16–18 Apr 2024
Max-Planck-Institut für Eisenforschung GmbH
Europe/Berlin timezone

Background knowledge about hydrogen behaviour in the context of field ion emitters

16 Apr 2024, 11:50
20m
Room 203 (large seminar room) (Max-Planck-Institut für Eisenforschung GmbH)

Room 203 (large seminar room)

Max-Planck-Institut für Eisenforschung GmbH

Max-Planck-Str. 1 40237 Düsseldorf

Speaker

Richard G. Forbes

Description

This presentation provides a reminder of our existing background knowledge about how hydrogen behaves in the context of field ion emitters. This may or may not prove to be of detailed relevance to the analysis of hydrogen-related atom-probe data, but it would probably be useful to have it available as background information. The following behavioural effects will be noted.
(1) The likely dynamic behaviour of any hydrogen molecules desorbed from the inner surface of a metal vacuum chamber. This will be similar to the behaviour of the operating gas in a field ion microscope or gas field ion source, which has been summarised before [1].
(
2) The propensity for hydrogen molecules to dissociate into hydrogen atoms on reaching a metal surface [2].
(3) The phenomenon of "hydrogen promoted field ion imaging". In my view, the physical origin of this effect is still not clearly established (see [3] for a 1974 discussion). The issues are what form the hydrogen takes and precisely where it is located on the emitter surface. The relevance to this workshop is the question: "What happens to an internal hydrogen entity, as field evaporation moves the emitter surface back towards it?
(
4) The possibility that what is field evaporated is a complex between a hydrogen molecule or atom and an atom of the material substrate.
(5) The possibility that a field-evaporated complex may break-up in flight.
Attention will also be briefly drawn to three aspects of conventional atom-probe theory where small improvements could possibly/probably be made, as follows.
(
6) Better understanding of the full physics behind the shape of a field-evaporated endform.
(7) Better understanding of the theory behind the experimental fact that radial distance in field electron, field ion and atom-probe images is proportional to "crystallographic angle" between the local surface normal and the emitter axis.
(
8) Better understanding of the relationship between the parameter called "image compression factor" in atom-probe data analysis and the various different parameters called "angular magnification" in the context of charged-particle optics as understood outside the atom-probe community.
Attention is also drawn to a recent topical review [4] of field emitter electrostatics, including reference to highly efficient numerical simulation procedures. This review applies to both field electron and field ion emitters, although the main focus is field electron emission. There is probably a need to correlate this with recent developments in field ion emitter electrostatics, as used for example in [5].
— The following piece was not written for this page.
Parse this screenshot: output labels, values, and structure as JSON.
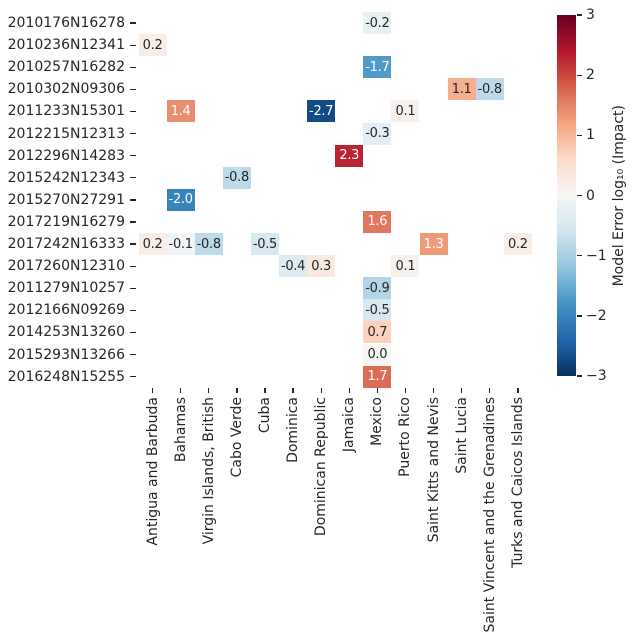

[1] R.G. Forbes, Appl. Surface. Sci. 94/95, 1 (1996).
[2] Carry out a websearch on "hydrogen dissociation at metal surfaces" to discover many relevant papers.
[3] T. Sakurai, T.T. Tsong, and E.W. Müller, Phys. Rev. B 10, 4205 (1974).
[4] T.A. de Assis, F.F. Dall'Agnol and R.G. Forbes. J. Phys.: Condens. Matter 34, 493001 (2022).
[5] C. Hatzoglou et al., Microsc. Microanal. 19, 1124 (2023).